Por ello, el espíritu de la persona requiere de suma atención, pues este resulta el centro de la conciencia, del amor propio, de la capacidad de servir a otras personas, de ejercer la política en provecho individual y social. Quién “rija” en el corazón del individuo “definirá” sus intereses, “guiará” sus ideas y “prefigurará” su acción. El desempeño de la libertad -también en la política- depende del espíritu con que la persona ejerce la razón, los sentidos y la voluntad; lo cual será sostenido por las actitudes y aptitudes del individuo que, así mismo, se nutren de la educación, la cultura y la espiritualidad. De aquí la imperiosa necesidad de asegurar el desarrollo educativo, cultura y espiritual de los pueblos.


La educación se torna entonces cuestión fundamental de la libertad -esa capacidad de escoger, decidir y actuar a partir del discernimiento propio y responder por ello- porque ésta resulta un desempeño del conocimiento y la voluntad.

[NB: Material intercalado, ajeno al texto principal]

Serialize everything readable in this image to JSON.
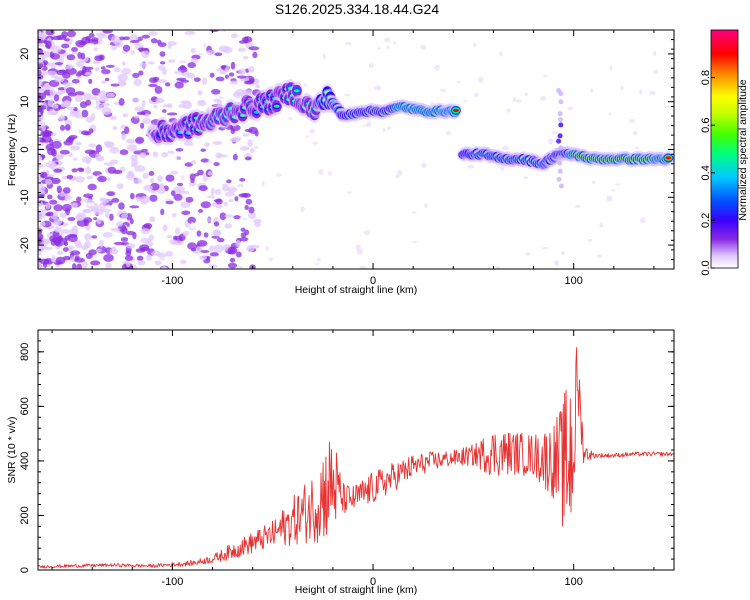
{
  "figure": {
    "title": "S126.2025.334.18.44.G24"
  },
  "colors": {
    "snr_line": "#e83232",
    "axis": "#000000",
    "background": "#ffffff"
  },
  "chart_data": [
    {
      "type": "heatmap",
      "title": "",
      "xlabel": "Height of straight line (km)",
      "ylabel": "Frequency (Hz)",
      "xlim": [
        -167,
        150
      ],
      "ylim": [
        -25,
        25
      ],
      "xticks": [
        -100,
        0,
        100
      ],
      "yticks": [
        -20,
        -10,
        0,
        10,
        20
      ],
      "xtick_labels": [
        "-100",
        "0",
        "100"
      ],
      "ytick_labels": [
        "-20",
        "-10",
        "0",
        "10",
        "20"
      ],
      "colorbar": {
        "label": "Normalized spectral amplitude",
        "range": [
          0,
          1
        ],
        "ticks": [
          0.0,
          0.2,
          0.4,
          0.6,
          0.8
        ],
        "tick_labels": [
          "0.0",
          "0.2",
          "0.4",
          "0.6",
          "0.8"
        ],
        "colormap": [
          "#ffffff",
          "#e0c8ff",
          "#8a2be2",
          "#3a00ff",
          "#0050ff",
          "#00c8ff",
          "#00ff80",
          "#40ff00",
          "#c8ff00",
          "#ffff00",
          "#ff8000",
          "#ff0000",
          "#ff0080"
        ]
      },
      "ridge": [
        {
          "x": -110,
          "y": 3,
          "amp": 0.35
        },
        {
          "x": -100,
          "y": 4,
          "amp": 0.4
        },
        {
          "x": -90,
          "y": 5,
          "amp": 0.45
        },
        {
          "x": -80,
          "y": 6,
          "amp": 0.5
        },
        {
          "x": -70,
          "y": 8,
          "amp": 0.5
        },
        {
          "x": -60,
          "y": 9,
          "amp": 0.45
        },
        {
          "x": -50,
          "y": 10,
          "amp": 0.45
        },
        {
          "x": -40,
          "y": 12,
          "amp": 0.5
        },
        {
          "x": -30,
          "y": 8,
          "amp": 0.55
        },
        {
          "x": -22,
          "y": 11,
          "amp": 0.65
        },
        {
          "x": -15,
          "y": 7,
          "amp": 0.75
        },
        {
          "x": -5,
          "y": 8,
          "amp": 0.75
        },
        {
          "x": 5,
          "y": 8,
          "amp": 0.8
        },
        {
          "x": 15,
          "y": 9,
          "amp": 0.85
        },
        {
          "x": 25,
          "y": 8,
          "amp": 0.85
        },
        {
          "x": 35,
          "y": 8,
          "amp": 0.9
        },
        {
          "x": 42,
          "y": 8,
          "amp": 0.9
        },
        {
          "x": 45,
          "y": -1,
          "amp": 0.6
        },
        {
          "x": 55,
          "y": -1,
          "amp": 0.65
        },
        {
          "x": 65,
          "y": -2,
          "amp": 0.7
        },
        {
          "x": 75,
          "y": -2,
          "amp": 0.75
        },
        {
          "x": 85,
          "y": -3,
          "amp": 0.75
        },
        {
          "x": 92,
          "y": -1,
          "amp": 0.6
        },
        {
          "x": 100,
          "y": -1,
          "amp": 0.9
        },
        {
          "x": 110,
          "y": -2,
          "amp": 0.95
        },
        {
          "x": 120,
          "y": -2,
          "amp": 0.95
        },
        {
          "x": 130,
          "y": -2,
          "amp": 0.95
        },
        {
          "x": 140,
          "y": -2,
          "amp": 0.95
        },
        {
          "x": 148,
          "y": -2,
          "amp": 0.95
        }
      ]
    },
    {
      "type": "line",
      "title": "",
      "xlabel": "Height of straight line (km)",
      "ylabel": "SNR (10 * v/v)",
      "xlim": [
        -167,
        150
      ],
      "ylim": [
        0,
        880
      ],
      "xticks": [
        -100,
        0,
        100
      ],
      "yticks": [
        0,
        200,
        400,
        600,
        800
      ],
      "xtick_labels": [
        "-100",
        "0",
        "100"
      ],
      "ytick_labels": [
        "0",
        "200",
        "400",
        "600",
        "800"
      ],
      "series": [
        {
          "name": "SNR",
          "x": [
            -167,
            -150,
            -130,
            -110,
            -90,
            -80,
            -70,
            -60,
            -50,
            -40,
            -30,
            -25,
            -20,
            -15,
            -10,
            0,
            10,
            20,
            30,
            40,
            50,
            60,
            70,
            80,
            90,
            95,
            98,
            100,
            102,
            105,
            110,
            120,
            130,
            140,
            150
          ],
          "y": [
            12,
            15,
            18,
            15,
            25,
            40,
            70,
            100,
            130,
            180,
            230,
            280,
            320,
            260,
            260,
            300,
            340,
            380,
            400,
            410,
            420,
            430,
            430,
            420,
            400,
            380,
            420,
            480,
            700,
            430,
            420,
            420,
            425,
            425,
            425
          ],
          "noise": [
            5,
            6,
            6,
            6,
            10,
            15,
            30,
            40,
            50,
            90,
            130,
            180,
            200,
            60,
            50,
            60,
            55,
            45,
            35,
            30,
            40,
            90,
            80,
            80,
            140,
            250,
            350,
            300,
            150,
            40,
            10,
            8,
            8,
            8,
            8
          ]
        }
      ]
    }
  ]
}
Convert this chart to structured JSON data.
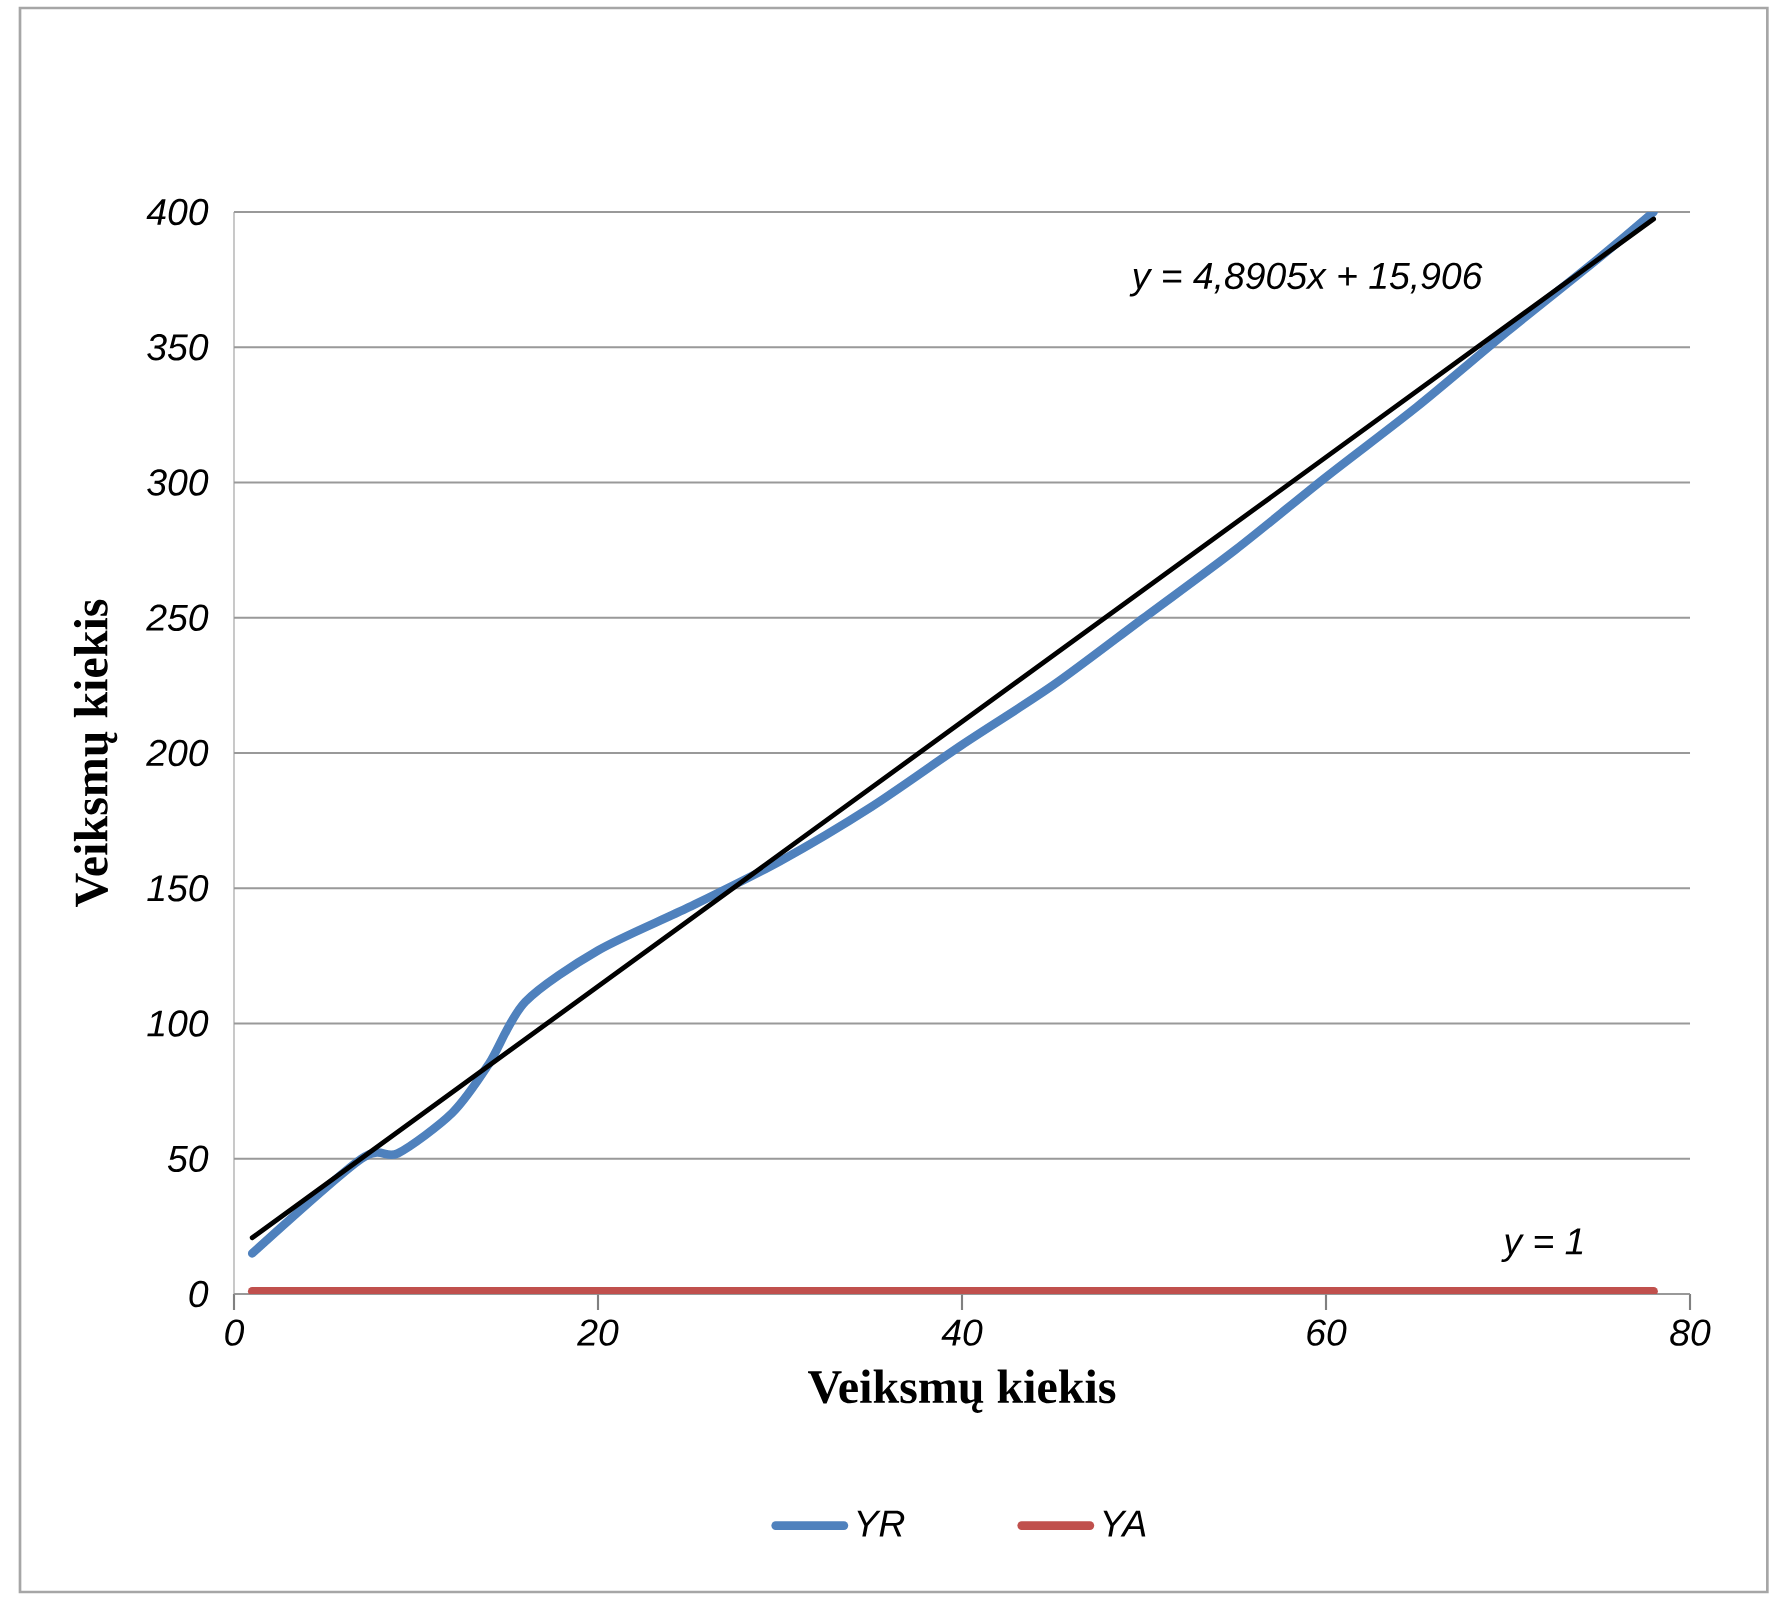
{
  "chart_data": {
    "type": "line",
    "xlabel": "Veiksmų kiekis",
    "ylabel": "Veiksmų kiekis",
    "xlim": [
      0,
      80
    ],
    "ylim": [
      0,
      400
    ],
    "xticks": [
      0,
      20,
      40,
      60,
      80
    ],
    "yticks": [
      0,
      50,
      100,
      150,
      200,
      250,
      300,
      350,
      400
    ],
    "grid": "y",
    "legend": "bottom",
    "annotations": [
      "y = 4,8905x + 15,906",
      "y = 1"
    ],
    "series": [
      {
        "name": "YR",
        "color": "#4f81bd",
        "x": [
          1,
          7,
          9,
          12,
          14,
          16,
          20,
          25,
          30,
          35,
          40,
          45,
          50,
          55,
          60,
          65,
          70,
          75,
          78
        ],
        "values": [
          15,
          50,
          52,
          67,
          85,
          108,
          127,
          143,
          160,
          180,
          203,
          225,
          250,
          275,
          302,
          328,
          356,
          383,
          400
        ]
      },
      {
        "name": "YA",
        "color": "#c0504d",
        "x": [
          1,
          78
        ],
        "values": [
          1,
          1
        ]
      },
      {
        "type": "line",
        "color": "#000000",
        "x": [
          1,
          78
        ],
        "values": [
          20.8,
          397.4
        ]
      }
    ]
  }
}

Sin embargo, no me refiero a cualquier educación, sino aquella capaz de conducir a las personas hacia lo que todavía no son y hacerlo desde lo que ellas ya son en forma de posibilidad. Educar significa ayudar a las personas a encontrarse si mismas.

Ello reclama una educación sólida y universal, libre y sin dogmas, que descifre las ciencias y las matemáticas, y ofrezca un conocimiento profundo de las humanidades; además, siempre en torno a una racionalidad política ciudadana. También requiere maestros y profesores sumamente cualificados y justamente retribuidos.

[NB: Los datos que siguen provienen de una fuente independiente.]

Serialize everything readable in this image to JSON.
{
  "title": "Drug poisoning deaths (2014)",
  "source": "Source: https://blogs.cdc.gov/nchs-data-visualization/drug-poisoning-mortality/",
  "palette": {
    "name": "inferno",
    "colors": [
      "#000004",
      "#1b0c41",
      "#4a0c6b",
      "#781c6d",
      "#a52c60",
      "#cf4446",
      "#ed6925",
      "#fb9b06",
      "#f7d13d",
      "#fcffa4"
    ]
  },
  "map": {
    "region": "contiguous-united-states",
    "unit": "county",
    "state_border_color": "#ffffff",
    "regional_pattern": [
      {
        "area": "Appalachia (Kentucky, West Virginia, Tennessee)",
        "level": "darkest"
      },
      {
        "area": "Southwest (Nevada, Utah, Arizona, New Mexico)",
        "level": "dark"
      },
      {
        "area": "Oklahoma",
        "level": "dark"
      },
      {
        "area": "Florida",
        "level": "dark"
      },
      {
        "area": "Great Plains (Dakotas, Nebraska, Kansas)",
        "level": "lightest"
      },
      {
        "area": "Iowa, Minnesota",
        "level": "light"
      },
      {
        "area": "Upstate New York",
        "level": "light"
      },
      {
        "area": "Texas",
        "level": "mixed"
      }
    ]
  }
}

Esta formación debe orientarse además al desarrollo de sujetos culturales, sociales, laborales y profesionales; por medio de múltiples oportunidades de educación media-superior. Pero debemos comprender que esto sólo se convierte en estimulo social y sostén del desarrollo cuando la sociedad liberaliza la iniciativa individual, la innovación y la inversión. El trabajo es otra de las cuestiones fundamentales de la libertad, del bienestar.

Aprovecho para presentar cuatro señalamientos sobre la educación superior. Es necesario que ella responda sobre todo a razones de vocación sólida y servicio social; debe ser integral y de excelencia; debería estar integrada a una planificación estratégica de las necesidades y oportunidades del desarrollo social; y deberá asegurar la capacidad de comprender y hacer abstracciones, para así alcanzar la posibilidad de superar los conocimientos adquiridos


Sin embargo, esto siempre estará ajustado a esas condiciones en las que cada cual se desenvuelve. Cuando se carece de circunstancias socioeconómicas adecuadas, el individuo, que debe hacer prevalecer la sobrevivencia, suele incorporar conductas inestables. Incluso, si esto fuera continuado y compartido, pudiera entronizarse a modo de menoscabo social de los valores.

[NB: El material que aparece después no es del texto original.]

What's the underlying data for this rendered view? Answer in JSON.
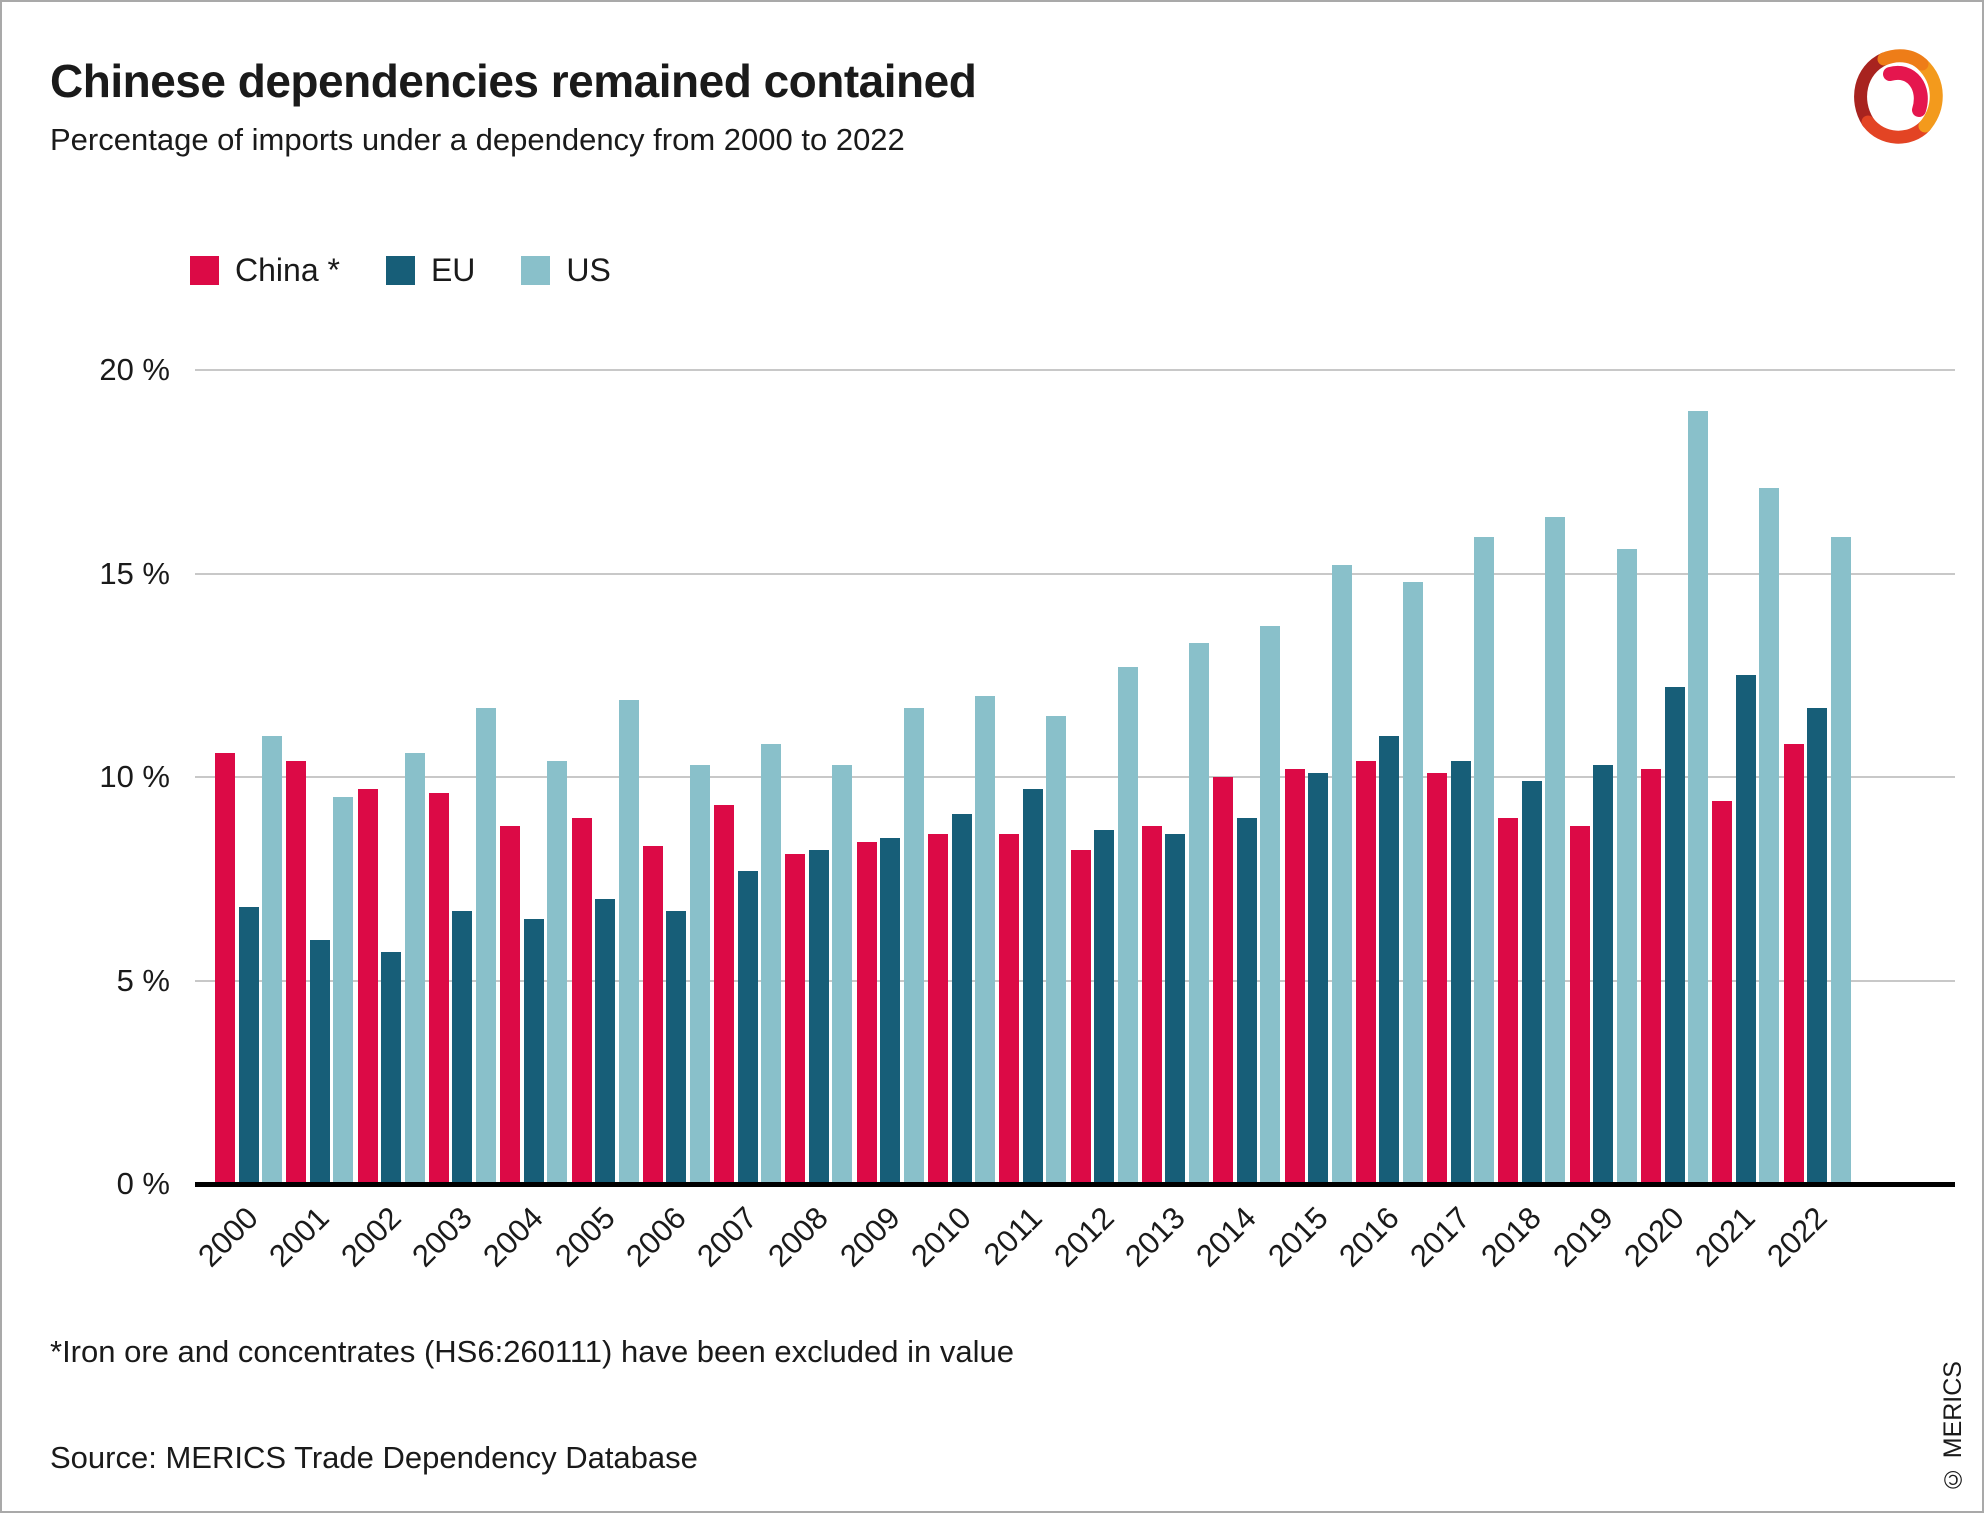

En estos casos se hace evidente que ha faltado la suficiente intervención política de la ciudadanía. La experiencia histórica del acontecer individual y social ofrece testimonio de que sólo tendremos libertad y bienestar si jamás dejamos de ocupamos de la cosa pública, de la democracia, del imperio del civismo y la Ley, del Derecho como expresión de la justicia. Y esto siempre dependerá de la coherencia política de la sociedad, la cual es sostenida sobre todo por el espíritu de sus individuos -entonces ciudadanos-.